I looked to the side—and couldn't believe my eyes. Alice and Jasper were both beaming at me, politely holding back from our intimate family moment. On Alice's face the smile looked natural—normal, even—but on Jasper it look slightly out of place, probably because he didn't smile all that often. I grinned back at them, all the while conscious of the little star I was holding between my arms.

"Surprised to see us?" Alice asked playfully.

Shaking my head, I gave up trying to find any reason in anything. "I don't understand anything," I told her, "but to be honest, I couldn't care less right now!"

We all burst out laughing, not because what I said was particularly funny, but because the relief felt so good.
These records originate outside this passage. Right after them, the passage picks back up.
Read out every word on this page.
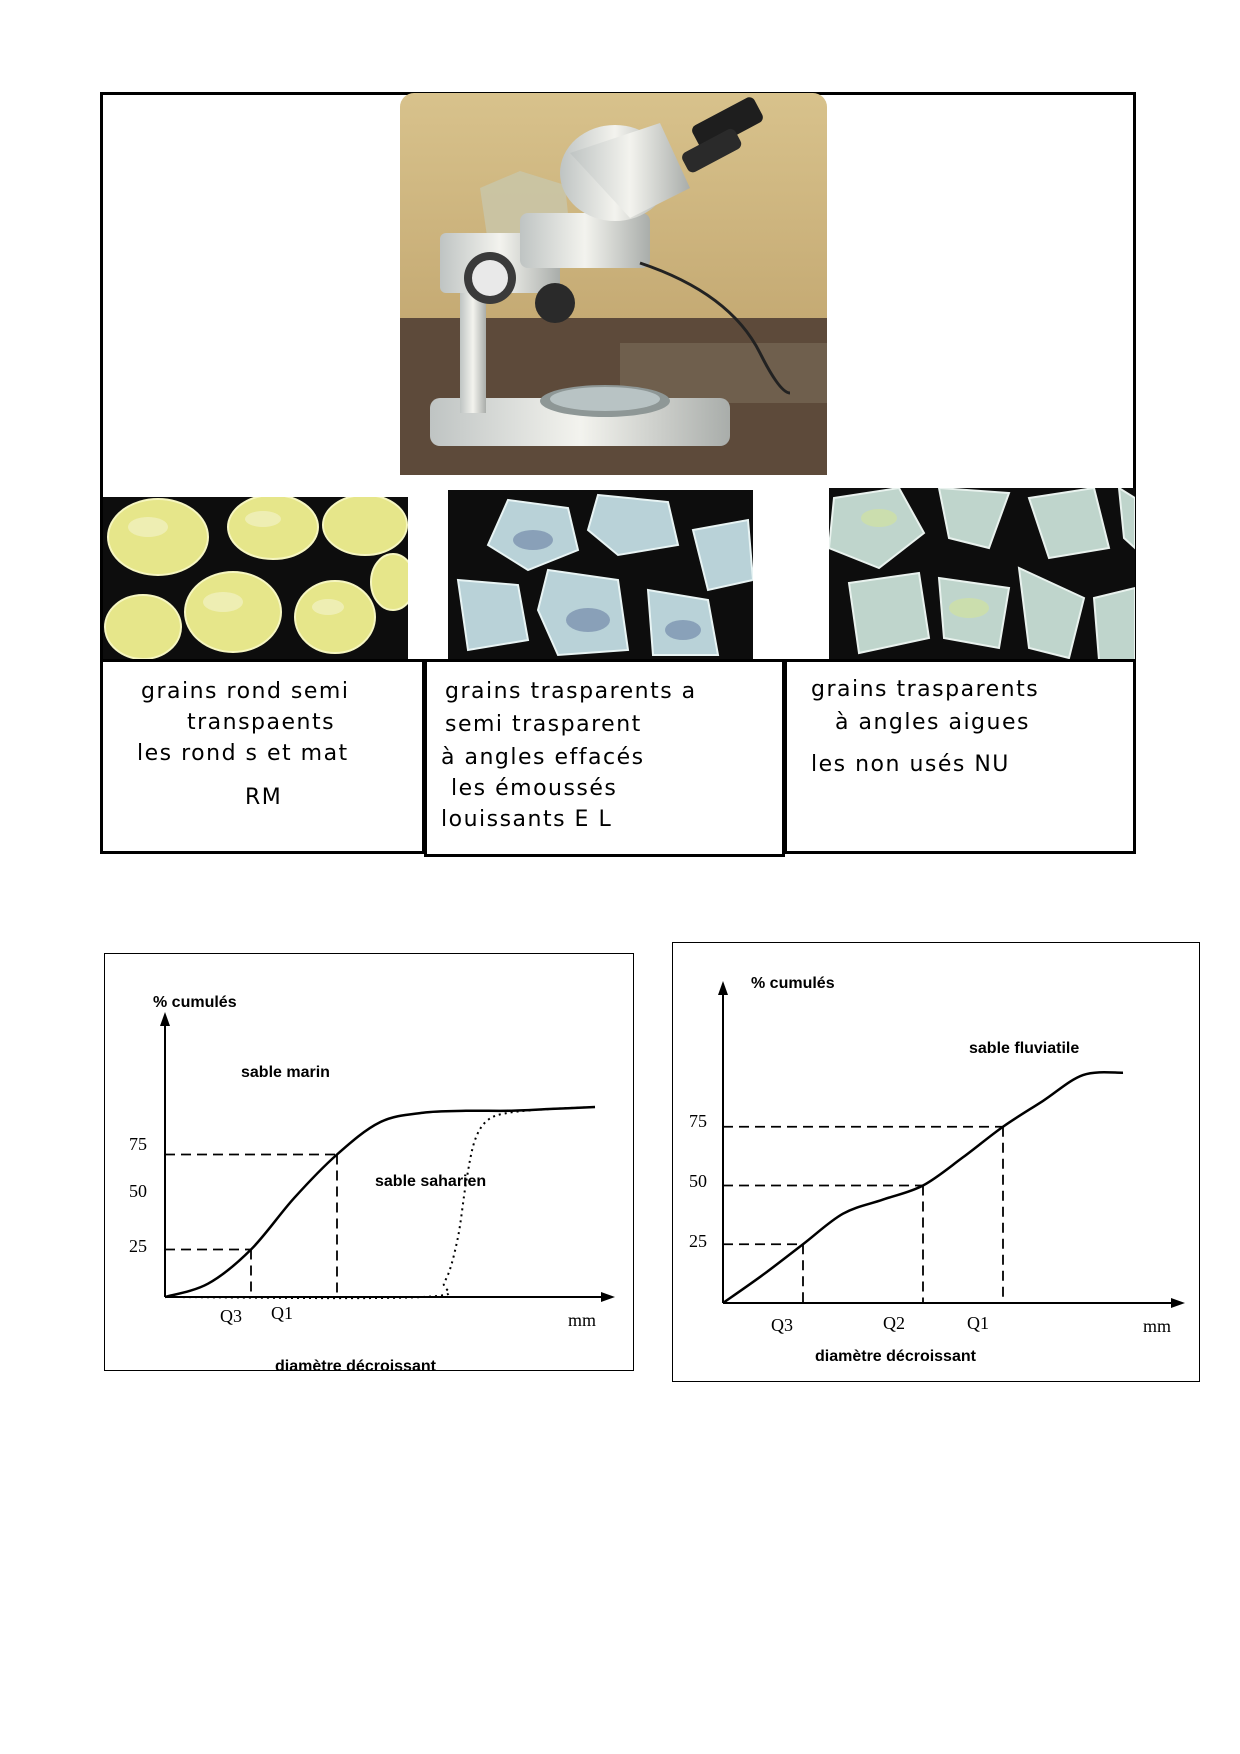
grains rond semi
transpaents
les rond s et mat
RM
grains trasparents a
semi trasparent
à angles effacés
les émoussés
louissants E L
grains trasparents
à angles aigues
les non usés NU
% cumulés
diamètre décroissant
mm
75
50
25
Q3 Q1
sable marin
sable saharien
% cumulés
diamètre décroissant
mm
75
50
25
Q3	Q2	Q1
sable fluviatile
Soon the others were there too, and Alice and Jasper were dragged into dozens of hugs and kisses. I let them go, knowing that it would all sort out later. After all, I had all eternity to talk things over with them. But as for my little child in my hands, I knew I didn't have all that long. Even if Renesmee would live forever like me, she wouldn't belong to me forever. One day she wouldn't need her mother anymore. One day she would have thousands of other priorities, and I would fade into the background like all mothers do. But for now, she needed me. I knew I didn't have long to enjoy the motherly advantages, especially considering the rate she was growing.

"Don't grow old," I whispered into her ear when no one was listening. "It's just way too dull to be an adult."

Only she and Edward heard me, and together we laughed all the worries away.